Due morti da amianto: Valbruna a processo

il “re” dell’acciaio Nicola Amenduni e la moglie sono accusati di omicidio colposo

PIOVE DI SACCO. È considerato l’aristocrazia della siderurgia italiana, artefice di un colosso nel comparto degli acciai tanto solido (più di 2.500 dipendenti nel mondo e ricavi annui di oltre miliardo) quanto riservato e allergico ai “riflettori”. Eppure sotto i riflettori ci è finito in un’aula di giustizia l’ingegnere Nicola Amenduni, 95 anni, con la moglie Maria Gresele, 88 – entrambi residenti a Vicenza, titolari dello stabilimento che, fino a diversi anni fa, era operativo a Piove – in seguito alla morte di due operai uccisi dai tipici tumori di chi lavora a contatto con l’amianto. Ieri prima udienza del processo davanti al giudice Nicoletta De Nardus, chiamata a giudicare la coppia – titolare delle Acciaieria Valbruna Gresele spa dal 1973 al 1980, poi Acciaierie Valbruna Spa dal 1980 al 1993 – accusata di cooperazione in omicidio colposo anche per non aver rispettato le cautele in materia di sicurezza nell’ambiente di lavoro.
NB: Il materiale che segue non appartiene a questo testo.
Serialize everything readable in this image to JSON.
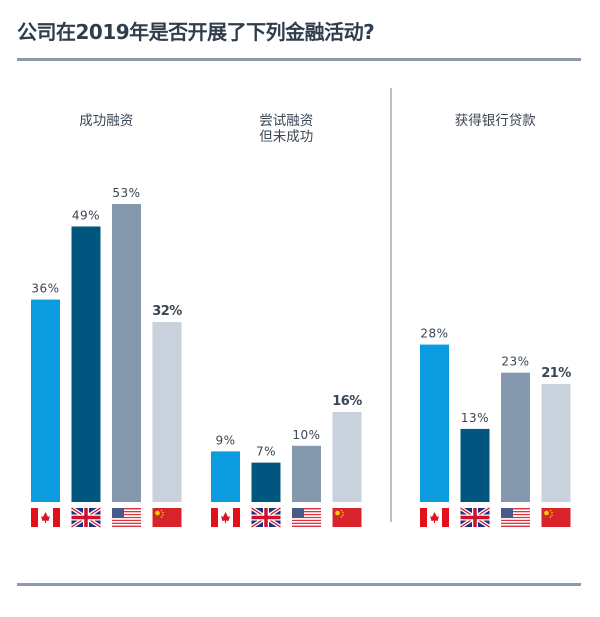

Netta l’opposizione della difesa (l’avvocato Tomaso Pisapia di Milano) alle costituzioni di parte civile, ma il giudice ha ammesso tutte le richieste. In prima fila i familiari delle vittime, Eugenio Callegaro di Correzzola morto l’11 febbraio 2008, che aveva lavorato per le acciaierie dal 9 gennaio 1973 al 23 settembre 1994 in qualità di addetto alla manutenzione dei forni, scoprendo una neoplasia polmonare all'età della pensione, e Roberto Benvegnù di Piove, colpito da un mesotelioma maligno e deceduto il 4 ottobre 2011. La famiglia Callegaro è tutelata dall’avvocato Lucia Rupolo, mentre la famiglia Benvegnù è assistita dal legale Emanuele Carniello. Ammesse altre due parti civili, l’Aiea (Associazione esposti amianto) con l’avvocato Edoardo Bortolotto, e Medicina Democratica con l’avvocato Laura Mara. L’11 febbraio si riprende cominciando a entrare nel vivo del processo.